Le deuxième témoin du parquet s’est montré pour sa part hésitant dans ses réponses. Marcel Noah Ekassi était un employé du cabinet chinois Rainbow. Sa mission consistait à négocier avec les populations victimes de certaines destructions de biens lors des travaux effectués par cette entreprise. Il assure avoir été licencié de Rainbow pour des raisons de suppression de postes et non pour un litige quelconque. 11 raconte qu’il n’a pris part qu’à la première réunion de sensibilisation organisée par la commission de constat et d’évaluation présidée par M. Simou Kamsu Patrick, le préfet de la Lékié, à l’époque des faits.

A la question de savoir si le sous-préfet, M. Abdou Kaïgama, lui avait interdit de prendre part aux réunions et travaux de sa sous-commission, il répond que cela n’avait pas été fait de manière formelle et ajoute que sa présence devenait gênante à cause de ses observations. Lors de son audition à l’enquête préliminaire, il avait déclaré qu’à partir du point kilométrique 10, la commission avait mis de côté l’évaluation initiale constituée de quelques bénéficiaires pour prendre en compte une seconde dans laquelle le nombre de personnes à dédommager a augmenté de manière exponentielle. Il n’a pas nié ces déclarations, mais il a dit qu’il ne pouvait pas accuser le sous-préfet d’avoir fait un faux.

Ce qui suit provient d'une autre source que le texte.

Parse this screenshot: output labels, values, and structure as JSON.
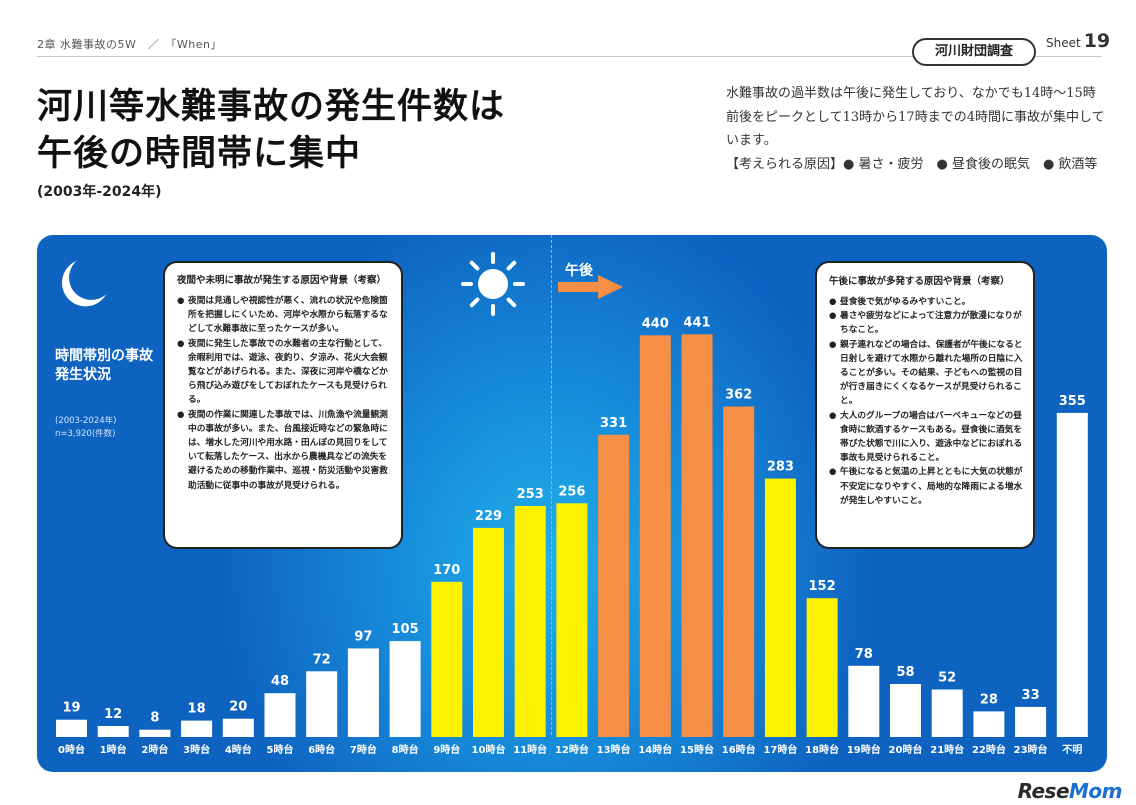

Rappelons que c’est une «lettre de dénonciation» datée de 2017 adressée, entre autres, au ministre de la Justice par un «collectif des expropriés de l’autoroute» qui avait déclenché la procédure judiciaire en cours. Dans cette lettre copiée à plusieurs autorités, le collectif impute diverses fraudes aux membres de la sous-commission d’évaluation et de constat des biens expropriés dans l’arrondissement de Lobo. Le collectif estime que ce processus avait été émaillé de divers dysfonctionnements du fait des personnes membres de la sous-commission décriée, en majorité des fonctionnaires, qui sont renvoyées en jugement devant le TCS.»